Not for nothing does the issue of water rightly still understandably raises strong emotions and stirs long memories here in Wales. Some six years ago Boris Johnson (then Mayor of London, lately, after May 2015 an MP, former feign secretary and now with other things on his mind) was wittering on about the need for a network of canals being needed to carry water from the wet North to the dry South (for the ‘wet North’  read ‘Wales).

Cofiwch Dryweryn
Boris's revolutionary thought, not to mention his poor grasp of geography, was not a new idea, back in 1973, what was then the Water Resources Board, a now defunct government agency, wrote a major report that advocated building a whole raft of infrastructure to aid the movement of water, not to mention constructing freshwater storage barrages in the Ouse, Wash and Morecambe Bay, using a network of canals to move water from north to south, extending reservoirs and building new aqueducts, not to mention constructing a series of tunnels to link up river basins to aid the movement of water.

Despite the demise of the Water Resources Board in 1974 (two years before the 1976 drought) and its replacement by regional water management bodies, which were privatised in the 1980’s this issue has never really gone away. In 2006, the Environment Agency produced a report entitled "Do we need large-scale water transfers for south-east England ?" which in a refreshingly honest answer to its own question at the time was an emphatic ‘no’.

That said, faced with a prolonged period of drought in the South East of England, DEFRA itself held a drought summit on the 20th of February of 2012. The then Con Dem Government stated that it remained committed to the remaining legislative measures set out in its Water for Life agenda , which later became the Water Industry (Financial Assistance) Act.

The plan for water in 1973
That is as they say history, but whatever Westminster eventually decides to do in relation to water resources, we in Wales still need to have full democratic control of our own resources. Our resources incidentally should include those parts of our country where Severn Trent Plc runs our natural resources for a fat profit.

This process can begin with repatriating control of the Crown Estates and transferring control of lands in (and off-shore) to the Welsh Government in Cardiff. For the life of me I can see no realistic reason why this feudal anachronism cannot be consigned to the dustbin of history.

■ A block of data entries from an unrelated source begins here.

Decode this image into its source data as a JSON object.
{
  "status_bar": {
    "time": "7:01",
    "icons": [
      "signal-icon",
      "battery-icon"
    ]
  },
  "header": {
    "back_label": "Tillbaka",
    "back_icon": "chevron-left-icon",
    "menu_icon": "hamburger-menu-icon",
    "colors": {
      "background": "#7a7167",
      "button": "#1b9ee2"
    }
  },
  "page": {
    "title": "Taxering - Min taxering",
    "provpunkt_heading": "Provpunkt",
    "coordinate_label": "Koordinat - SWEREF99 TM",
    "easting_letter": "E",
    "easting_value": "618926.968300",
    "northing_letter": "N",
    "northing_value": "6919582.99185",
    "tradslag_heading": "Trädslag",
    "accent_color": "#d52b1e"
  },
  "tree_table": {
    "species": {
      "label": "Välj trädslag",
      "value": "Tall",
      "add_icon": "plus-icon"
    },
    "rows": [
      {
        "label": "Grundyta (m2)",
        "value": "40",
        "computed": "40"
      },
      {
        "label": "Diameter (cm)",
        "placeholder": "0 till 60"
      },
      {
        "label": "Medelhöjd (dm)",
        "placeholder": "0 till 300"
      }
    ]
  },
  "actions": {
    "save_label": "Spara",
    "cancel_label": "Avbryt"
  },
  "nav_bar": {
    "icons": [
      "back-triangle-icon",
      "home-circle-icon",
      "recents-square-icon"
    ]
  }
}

We need a whole Wales strategy to develop and to conserve our water supplies and our planning regulations will need to be tweaked or rewritten accordingly. We need to take a long hard look at our water resources and what we get for them and how we can develop them.

I see absolutely no reason why the Welsh people cannot fully benefit from any future exploitation of Welsh resources, including our water. Most politically aware people would not have been particularly shocked to discover that coincidentally that the Government of Wales Act (2006) thanks largely to Peter (now Lord) Hain (amongst others) specifically excluded the Assembly from making any laws relating to water supply – hmm – odd that isn't it?

Now such duplicitous behaviour on the part of New or re-born Old Labour is not to be unexpected. The problem is that it does little to engender any trust or visible demonstration of an understanding of devolution or Wales, especially when the bearded one’s version of Labour starts talking about re-nationalising the Water industry.

Putting Tory and Labour spin and rhetoric aside, the bottom line is that all our water resources should belong to the Welsh people, not to Private corporations or to the UK Government. Any future draft Wales Bill should strengthen the powers that we in Wales have over our natural resources and associated planning processes and devolve control of those parts of the Severn Trent water franchise to Wales.